A healthy 34-year-old female is complaining of recurrent episodes of vaginitis since the birth of her son two years ago. Vaginal irritation is typically accompanied by thick off-white vaginal discharge. She attributes her recurring symptoms to her intrauterine device (IUD) placed six-weeks postpartum. Symptoms occur after sexual intercourse, approximately once or twice a month. Her husband has incorporated oral sex into their routine sexual practice to help counteract the reduced libido she developed since having their son. She is married and monogamous with her husband. She has no prior history of sexually transmitted infection. She denies fevers, unintentional weight change, menstrual irregularity, rash or genital lesions, dyspareunia, or urinary complaints.

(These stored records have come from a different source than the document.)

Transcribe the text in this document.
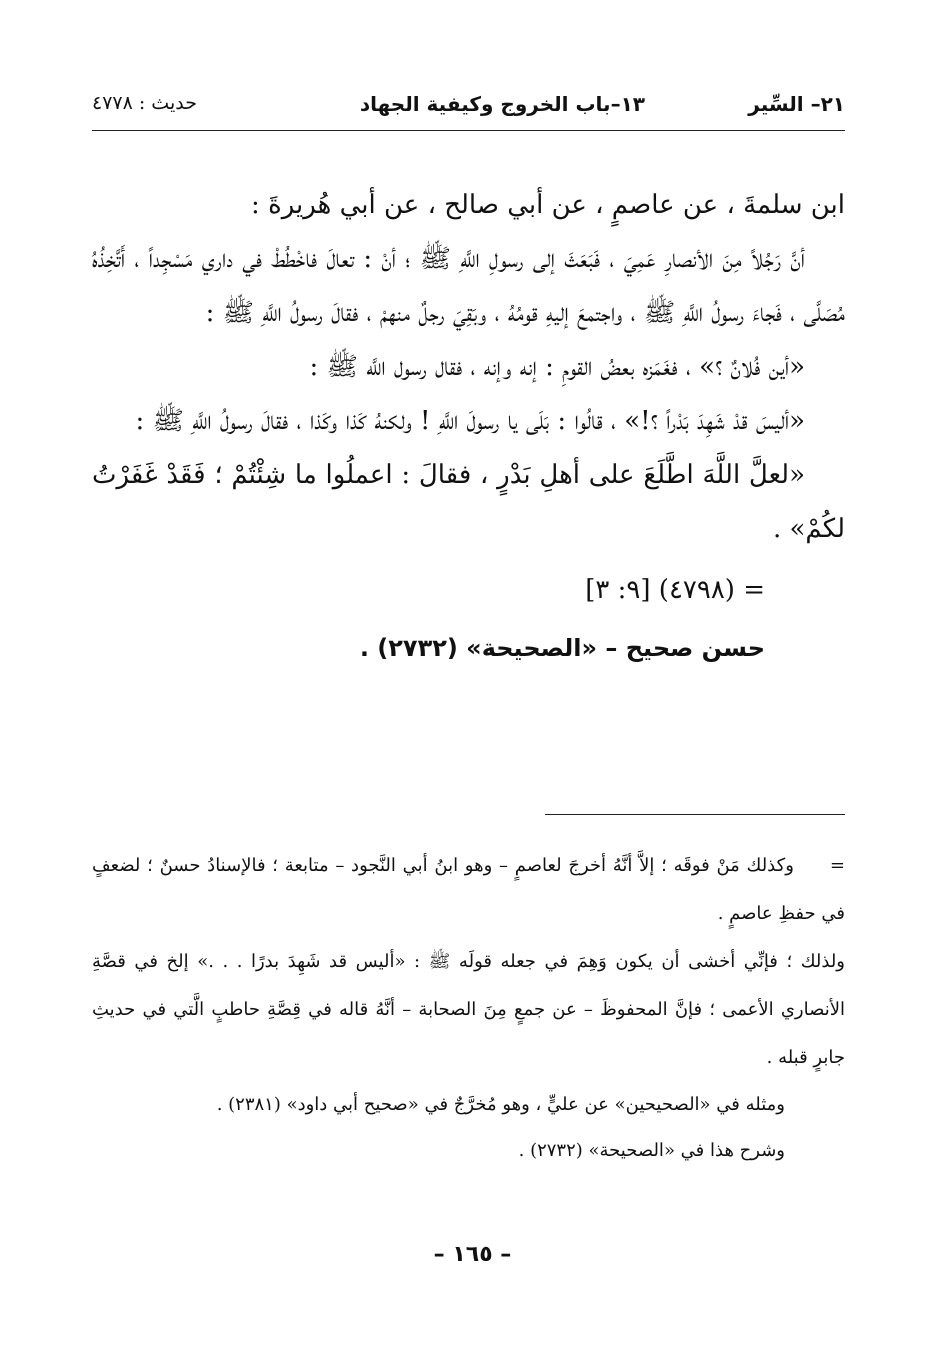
٢١– السِّير
١٣–باب الخروج وكيفية الجهاد
حديث : ٤٧٧٨

ابن سلمةَ ، عن عاصمٍ ، عن أبي صالح ، عن أبي هُريرةَ :

أنَّ رَجُلاً مِنَ الأنصارِ عَمِيَ ، فَبَعَثَ إلى رسولِ اللَّهِ ﷺ ؛ أنْ : تعالَ فاخْطُطْ في داري مَسْجِداً ، أَتَّخِذُهُ مُصَلَّى ، فَجاءَ رسولُ اللَّهِ ﷺ ، واجتمعَ إليهِ قومُهُ ، وبَقِيَ رجلٌ منهمْ ، فقالَ رسولُ اللَّهِ ﷺ :

«أين فُلانٌ ؟» ، فغَمَزه بعضُ القومِ : إنه وإنه ، فقال رسول اللَّه ﷺ :

«أليسَ قدْ شَهِدَ بَدْراً ؟!» ، قالُوا : بَلَى يا رسولَ اللَّهِ ! ولكنهُ كَذا وكَذا ، فقالَ رسولُ اللَّهِ ﷺ :

«لعلَّ اللَّهَ اطَّلَعَ على أهلِ بَدْرٍ ، فقالَ : اعملُوا ما شِئْتُمْ ؛ فَقَدْ غَفَرْتُ لكُمْ» .

= (٤٧٩٨) [٩: ٣]
حسن صحيح – «الصحيحة» (٢٧٣٢) .

=وكذلك مَنْ فوقَه ؛ إلاَّ أنَّهُ أخرجَ لعاصمٍ – وهو ابنُ أبي النَّجود – متابعة ؛ فالإسنادُ حسنٌ ؛ لضعفٍ في حفظِ عاصمٍ .

ولذلك ؛ فإنِّي أخشى أن يكون وَهِمَ في جعله قولَه ﷺ : «أليس قد شَهِدَ بدرًا . . .» إلخ في قصَّةِ الأنصاري الأعمى ؛ فإنَّ المحفوظَ – عن جمعٍ مِنَ الصحابة – أنَّهُ قاله في قِصَّةِ حاطبٍ الَّتي في حديثِ جابرٍ قبله .

ومثله في «الصحيحين» عن عليٍّ ، وهو مُخرَّجٌ في «صحيح أبي داود» (٢٣٨١) .

وشرح هذا في «الصحيحة» (٢٧٣٢) .

– ١٦٥ –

Her vital signs are within normal range. A pelvic exam reveals mild suprapubic tenderness, erythema of the vaginal introitus, and thick off-white vaginal discharge with slight odor. No abnormal masses or cervical motion tenderness are noted on the bimanual exam. Urinalysis shows leukocyte esterase. Urine pregnancy test is negative. Vaginal swabs for gonorrhea and chlamydia are negative. Clue cells are seen on saline wet mount, and pseudohyphae with budding yeast are noted on potassium hydroxide preparation. For her concurrent bacterial vaginosis and Candidal vaginitis, she is prescribed a week of oral metronidazole 500 mg twice daily, and one dose of oral fluconazole 150 mg, respectively. Additionally, her husband is advised to thoroughly gargle with mouthwash prior to engaging in oral sex. On follow-up, the patient reports no further postcoital vaginitis episodes.

Discussion:

Current data is inconsistent regarding whether oral sex is considered a risk factor for recurrent vaginitis. The lack of research in this area could be due to the sensitive nature of discussing detailed sexual practices with patients, but these discussions provide a significant part of a patient’s history. Anecdotal evidence from our patient case prompted further investigation into the interactions between oral sex and recurrent vaginitis. An extensive literature review suggests that dysbiosis in vaginal flora resulting in vaginitis may be due to the direct inoculation of oral microbes, or the indirect effects of their byproducts. Furthermore, studies have shown that the use of mouthwash can effectively eliminate oral flora known to impact the vaginal microbiota. We plan to conduct a meta-analysis to further investigate the effects of varying vaginal and oral flora compositions on many aspects of the vaginal environment. A future case-control study can also be done to investigate the effectiveness of using mouthwash prior to oral sex for the prevention of recurrent vaginitis.